5 things that will do or destroy South Africa in the next few years

Rating agency Moody’s has predicted that the South African economy will grow by around 1.5% in 2022-23, constrained by a tight labor market, weakening competitiveness and deteriorating infrastructure.

The electricity sector poses the greatest risks to economic growth prospects, with generating capacity already insufficient to cover the needs of the economy, the group said in a research note on Wednesday (May 4).

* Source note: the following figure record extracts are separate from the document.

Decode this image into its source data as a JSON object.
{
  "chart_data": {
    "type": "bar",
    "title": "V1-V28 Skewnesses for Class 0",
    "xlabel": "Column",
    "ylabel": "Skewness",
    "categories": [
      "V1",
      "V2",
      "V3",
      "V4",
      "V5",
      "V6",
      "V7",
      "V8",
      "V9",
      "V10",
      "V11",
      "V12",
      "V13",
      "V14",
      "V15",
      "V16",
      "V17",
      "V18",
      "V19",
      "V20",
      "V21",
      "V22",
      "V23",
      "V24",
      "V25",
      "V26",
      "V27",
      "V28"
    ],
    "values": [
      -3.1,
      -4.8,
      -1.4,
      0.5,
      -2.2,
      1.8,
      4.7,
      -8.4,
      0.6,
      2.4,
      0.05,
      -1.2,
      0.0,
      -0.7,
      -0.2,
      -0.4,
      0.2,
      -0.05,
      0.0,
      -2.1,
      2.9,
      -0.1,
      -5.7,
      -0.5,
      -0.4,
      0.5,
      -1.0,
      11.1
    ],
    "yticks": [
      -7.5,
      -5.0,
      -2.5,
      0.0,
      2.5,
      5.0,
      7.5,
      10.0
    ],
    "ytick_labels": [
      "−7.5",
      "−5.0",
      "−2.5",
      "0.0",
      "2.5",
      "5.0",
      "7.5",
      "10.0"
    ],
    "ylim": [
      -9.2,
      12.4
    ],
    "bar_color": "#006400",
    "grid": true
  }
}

“The current administration, which came to power in 2018, has introduced some measures to address structural constraints to growth, but the latter remain a challenge. Socio-economic pressures and institutional weaknesses also complicate the government’s efforts to introduce reforms. As a result, growth continued to underperform other emerging market economies, ”she said.

Moody’s noted that the long-term growth prospects will depend on the extent to which the government is able to push forward with its sectoral reforms, particularly those aimed at rehabilitating electricity capacity.

The group identified five key areas of concern and what the government needs to do to address these issues.

country reform

  • Objective of the reform: Allow the restitution and redistribution of land, including through expropriation without compensation, but save the economy by focusing on land that is not exploited or unjustly seized.
  • Credit view: Positive, because it supports social cohesion and growth. But until it is fully implemented to ensure compliance with economic objectives, this is a source of uncertainty.
  • Progress: The first public consultations closed. Expropriation bill drawn up and promulgated on October 9, 2020, which provides for a mandatory and uniform expropriation process, fair and equitable compensation and a possibility of non-compensation in specific cases.


  • Objective of the reform: Increase competition and remove barriers to operators, particularly in the service sectors (tourism, retail, financial services, network industries).
  • Credit view: Positive, but progress on reforms is difficult to track, both in terms of implementation and effectiveness.
  • Progress: The general measures include a new competition law (February 2019), the modernization of the exchange control regulation (budget 2020), a new business master plan and an initiative to reduce the regulatory burden on SMEs and increase the access to finance. Sectoral measures include a relaxation of the visa regime (e-visas), the granting of new spectrum licenses and measures to encourage competition in the retail sector.

job market

  • Objective of the reform: Promote employment in the public sector and reduce the skills gap by adapting education and training programs.
  • Credit view: Measures not proportionate to the extent of the problem.
  • Progress: Initiatives remain strongly demand-driven and aspiring in terms of the number of jobs to be created (e.g. through the creation of an Employment Summit, tax incentives for high-level young professionals).


  • Objective of the reform: Separate Eskom, increase efficiency, switch to greener energies, procure additional electrical capacity.
  • Credit view: Positive, as it would support growth and confidence and reduce potential government liabilities.
  • Progress: Process in progress. Transmission is expected to be unbundled in 2022 as an initial phase. Completed the picture of the independent energy producer.


  • Objective of the reform: New mining card.
  • Credit view: Neutral, as it provides stability to the mining sector, but it is not a game changer.
  • Progress: Legal actions completed, but pending.


  • Objective of the reform: Increase trust and improve efficiency in the public sector.
  • Credit view: Positive, although it will take some time to get results.
  • Progress: The Zondo Commission (the judicial commission of inquiry into the state’s arrest allegations) has been dissolved. The Commission is publishing its conclusions in a three-part report. No individual was sentenced.